Question:
Given a function $$f(x)=(60073-x^{10})^{1/10}$$ and $$f'(2)=\frac{1}{f'(a)},$$ where $a$ is a positive integer, find $a$.
My approach:
I can proceed with the problem by differentiating the equation and finding $f'(x)$ and then put $2$ and $a$. But I was wondering if there is any shorter method to solve these problems since these problems was generally given in competitive examinations.
Any help would be appreciated.
On
Hint: $\displaystyle f'(a)=\frac{1}{f'(2)}$ is equivalent to $\displaystyle - \left(\frac{a}{\sqrt[10]{60073 - a^{10}}}\right)^9 = - \frac{19683}{512}= -\left(\frac{3}{2}\right)^{9}\,$.

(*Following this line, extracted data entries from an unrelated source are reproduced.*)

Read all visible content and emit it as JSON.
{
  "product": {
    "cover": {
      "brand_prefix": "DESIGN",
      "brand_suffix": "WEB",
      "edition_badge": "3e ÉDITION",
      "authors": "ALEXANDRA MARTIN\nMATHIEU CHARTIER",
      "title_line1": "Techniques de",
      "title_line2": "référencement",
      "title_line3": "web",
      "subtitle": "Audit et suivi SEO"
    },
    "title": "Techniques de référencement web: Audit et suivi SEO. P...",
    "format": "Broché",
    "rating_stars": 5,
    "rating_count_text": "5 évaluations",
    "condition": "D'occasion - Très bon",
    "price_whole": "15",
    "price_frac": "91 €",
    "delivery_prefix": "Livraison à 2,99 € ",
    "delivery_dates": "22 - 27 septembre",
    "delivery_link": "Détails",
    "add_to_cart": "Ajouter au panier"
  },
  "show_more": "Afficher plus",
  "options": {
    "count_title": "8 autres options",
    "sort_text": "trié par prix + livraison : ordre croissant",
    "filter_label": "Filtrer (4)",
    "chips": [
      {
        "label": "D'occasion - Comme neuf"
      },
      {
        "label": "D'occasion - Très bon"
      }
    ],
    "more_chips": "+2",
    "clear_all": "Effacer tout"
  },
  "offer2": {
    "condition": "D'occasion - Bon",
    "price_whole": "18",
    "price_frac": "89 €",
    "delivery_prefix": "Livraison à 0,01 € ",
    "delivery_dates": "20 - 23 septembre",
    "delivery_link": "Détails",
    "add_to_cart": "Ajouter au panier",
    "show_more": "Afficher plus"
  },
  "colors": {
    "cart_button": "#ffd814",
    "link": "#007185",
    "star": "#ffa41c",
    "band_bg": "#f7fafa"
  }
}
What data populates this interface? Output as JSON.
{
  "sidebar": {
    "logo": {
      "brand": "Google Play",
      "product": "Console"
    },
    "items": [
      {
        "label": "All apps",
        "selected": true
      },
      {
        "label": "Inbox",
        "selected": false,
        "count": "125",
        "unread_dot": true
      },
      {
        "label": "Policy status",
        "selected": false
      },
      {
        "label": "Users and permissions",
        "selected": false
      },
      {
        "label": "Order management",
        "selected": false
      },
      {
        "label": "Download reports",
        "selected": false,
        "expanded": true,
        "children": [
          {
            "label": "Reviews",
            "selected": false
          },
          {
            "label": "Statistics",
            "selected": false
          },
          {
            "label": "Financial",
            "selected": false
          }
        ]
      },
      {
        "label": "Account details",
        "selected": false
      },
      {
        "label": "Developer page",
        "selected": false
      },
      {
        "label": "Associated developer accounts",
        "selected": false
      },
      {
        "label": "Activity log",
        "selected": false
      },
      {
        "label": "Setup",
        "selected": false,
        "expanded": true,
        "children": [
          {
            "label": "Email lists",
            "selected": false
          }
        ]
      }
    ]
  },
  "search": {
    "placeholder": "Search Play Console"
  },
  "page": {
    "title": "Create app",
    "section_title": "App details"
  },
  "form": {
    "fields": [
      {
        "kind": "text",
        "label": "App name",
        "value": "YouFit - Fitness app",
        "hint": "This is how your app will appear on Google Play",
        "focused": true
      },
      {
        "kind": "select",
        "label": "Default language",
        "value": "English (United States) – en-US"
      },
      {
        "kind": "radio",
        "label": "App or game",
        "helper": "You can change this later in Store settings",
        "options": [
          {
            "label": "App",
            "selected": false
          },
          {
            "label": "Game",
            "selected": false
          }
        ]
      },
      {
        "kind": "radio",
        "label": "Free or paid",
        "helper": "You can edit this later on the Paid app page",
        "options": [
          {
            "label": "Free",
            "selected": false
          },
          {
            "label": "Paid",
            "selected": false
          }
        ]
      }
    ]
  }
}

Then $\displaystyle \frac{a}{\sqrt[10]{60073 - a^{10}}} = \frac{3}{2} \iff 2^{10} a^{10} = 3^{10}(60073 - a^{10}) \iff a^{10}=59049 \iff a=3$.
There's a few keys to this question. The first is that $a$ is a positive integer. Also notice that $f(2) = (60073-2^{10})^{1/10} = (3^{10})^{1/10}=3$, and that if $n$ is an integer greater than $3$, $f(n)$ is imaginary. This already hints at what the answer is.
Now it is possible differentiate the function straightaway to find $f(x)$. I think taking the $\log$ of both sides first is easier. Then we have
$$\log f(x) = \frac{1}{10} \log (60073-x^{10}) $$ and differentiating with respect to $x$, $$ \frac{f'(x)}{f(x)} = \frac{-x^9}{60073-x^{10}} = \frac{-x^9}{[f(x)]^{10}}$$ So we have $$f'(x) = \frac{-x^9}{[f(x)]^9}$$
Now we use the given information, $$f'(2) = \frac{-2^9 }{f(2)^9} = -\frac{2^9}{3^9} $$ Then we need to solve for $a$ with $$ \frac{1}{f'(a)} = -\frac{f(a)^9}{a^9} = -\frac{2^9}{3^9} $$ Then it's clear $a=3$ is an integer solution.